The night before, we found ourselves next to a father and son from Vermont. The dad, a chemical engineer who grew up in Florida, sat next to his pleasant, half-Asian 15-year-old son. I asked the dad at what age patience took root?
He chuckled and looked at his son. "Maybe middle school?" But the son was clearly more of an introvert than an aggressive type. He was happy to chat with eight-year-old Rebelle and she was curious about the teenager. When they rose, we realized both were about 6 '4" and Rebelle said, "Whoa! You're really tall!" The son had eclipsed the dad by about an inch. The impromptu conversations have been new experiences for Rebelle, who has been bubbly and engaged after her initial shyness. We guess ages.
The seemingly healthy 55-65-year-olds: three of the five in this group are women who don’t seem to enjoy the idea they are approaching 60 or have reached it, similarly to my mother who doesn’t like that she’s turned 80. They’re either newly-retired or hope to be retired sometime soon. These adults are forced into the age conversation by way of the curious eight-year-old. It becomes a game. What’s your name? How old are you? We'll guess and then you guess.

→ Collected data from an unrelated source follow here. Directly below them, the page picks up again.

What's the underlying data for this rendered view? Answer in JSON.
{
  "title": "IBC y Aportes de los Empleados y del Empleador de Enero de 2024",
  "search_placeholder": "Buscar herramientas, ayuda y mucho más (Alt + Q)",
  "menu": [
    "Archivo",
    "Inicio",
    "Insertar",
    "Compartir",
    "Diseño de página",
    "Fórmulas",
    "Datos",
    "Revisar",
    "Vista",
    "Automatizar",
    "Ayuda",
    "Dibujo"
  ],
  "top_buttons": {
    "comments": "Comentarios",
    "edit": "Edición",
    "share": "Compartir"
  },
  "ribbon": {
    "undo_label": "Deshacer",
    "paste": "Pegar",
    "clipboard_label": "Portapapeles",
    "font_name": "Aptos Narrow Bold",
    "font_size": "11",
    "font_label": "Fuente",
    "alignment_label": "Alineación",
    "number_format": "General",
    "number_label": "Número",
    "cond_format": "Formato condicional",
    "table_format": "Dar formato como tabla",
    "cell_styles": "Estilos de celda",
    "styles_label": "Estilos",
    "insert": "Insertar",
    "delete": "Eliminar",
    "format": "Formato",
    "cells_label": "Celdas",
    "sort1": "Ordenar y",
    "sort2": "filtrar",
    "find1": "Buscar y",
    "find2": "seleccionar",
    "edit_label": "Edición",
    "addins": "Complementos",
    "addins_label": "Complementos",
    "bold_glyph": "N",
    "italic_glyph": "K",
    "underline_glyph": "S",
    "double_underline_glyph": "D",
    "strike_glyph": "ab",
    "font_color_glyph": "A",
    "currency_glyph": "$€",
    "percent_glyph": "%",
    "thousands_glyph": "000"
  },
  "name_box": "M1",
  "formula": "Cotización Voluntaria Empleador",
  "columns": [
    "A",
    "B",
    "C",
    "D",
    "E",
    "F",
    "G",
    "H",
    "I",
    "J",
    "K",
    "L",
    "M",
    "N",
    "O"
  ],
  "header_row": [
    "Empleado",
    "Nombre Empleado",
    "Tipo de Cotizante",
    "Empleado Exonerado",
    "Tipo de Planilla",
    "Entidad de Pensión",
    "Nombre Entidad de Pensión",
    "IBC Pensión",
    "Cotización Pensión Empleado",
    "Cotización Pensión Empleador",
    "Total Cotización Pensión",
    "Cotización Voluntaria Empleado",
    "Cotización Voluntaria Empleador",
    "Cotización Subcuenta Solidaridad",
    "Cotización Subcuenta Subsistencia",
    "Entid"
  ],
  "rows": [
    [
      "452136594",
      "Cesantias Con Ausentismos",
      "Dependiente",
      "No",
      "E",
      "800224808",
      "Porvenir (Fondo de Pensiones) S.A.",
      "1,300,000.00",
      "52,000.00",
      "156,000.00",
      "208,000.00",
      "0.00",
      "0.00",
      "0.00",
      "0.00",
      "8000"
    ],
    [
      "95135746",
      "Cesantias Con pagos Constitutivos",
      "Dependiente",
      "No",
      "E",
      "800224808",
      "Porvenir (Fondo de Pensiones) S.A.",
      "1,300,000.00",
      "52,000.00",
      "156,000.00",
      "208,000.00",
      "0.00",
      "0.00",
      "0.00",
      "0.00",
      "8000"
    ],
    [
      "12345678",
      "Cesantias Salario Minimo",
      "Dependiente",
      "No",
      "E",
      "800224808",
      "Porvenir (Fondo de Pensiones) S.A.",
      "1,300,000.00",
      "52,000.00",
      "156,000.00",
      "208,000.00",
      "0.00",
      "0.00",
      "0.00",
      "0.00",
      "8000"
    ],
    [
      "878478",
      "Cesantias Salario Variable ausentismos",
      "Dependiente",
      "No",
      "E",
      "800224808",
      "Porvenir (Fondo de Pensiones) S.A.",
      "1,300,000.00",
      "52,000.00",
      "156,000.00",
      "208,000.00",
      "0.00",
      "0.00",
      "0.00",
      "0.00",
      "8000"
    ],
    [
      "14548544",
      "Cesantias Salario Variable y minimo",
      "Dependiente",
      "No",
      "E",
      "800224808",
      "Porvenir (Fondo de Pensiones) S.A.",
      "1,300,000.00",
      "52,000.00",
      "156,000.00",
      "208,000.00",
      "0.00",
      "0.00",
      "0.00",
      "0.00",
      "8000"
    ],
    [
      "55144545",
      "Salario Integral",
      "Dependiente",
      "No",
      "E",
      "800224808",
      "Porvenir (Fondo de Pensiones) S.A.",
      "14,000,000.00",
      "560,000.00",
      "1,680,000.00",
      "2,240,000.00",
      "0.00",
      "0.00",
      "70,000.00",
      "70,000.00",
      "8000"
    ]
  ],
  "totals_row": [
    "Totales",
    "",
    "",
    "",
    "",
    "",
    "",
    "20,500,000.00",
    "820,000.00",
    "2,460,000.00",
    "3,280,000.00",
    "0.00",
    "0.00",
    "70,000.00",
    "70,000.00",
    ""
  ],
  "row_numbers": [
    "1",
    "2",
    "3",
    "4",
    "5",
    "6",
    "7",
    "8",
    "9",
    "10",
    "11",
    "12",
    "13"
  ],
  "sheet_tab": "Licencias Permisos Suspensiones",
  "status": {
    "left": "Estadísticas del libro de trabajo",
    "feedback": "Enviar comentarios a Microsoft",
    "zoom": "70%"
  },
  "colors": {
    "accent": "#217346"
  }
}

Everyone thinks I'm in my 30s or early-40s instead of 45. They think she's six or seven. I prompt her to ask questions. "Do you have children?" "Where do you live?" I usually ask about work.
People working on the train as others come and go. The rattle and hum. The soft whistle constant. The mountains have given way to the desert which has given way to the other ridges and then the valley and in a few minutes the blurry towns will appear.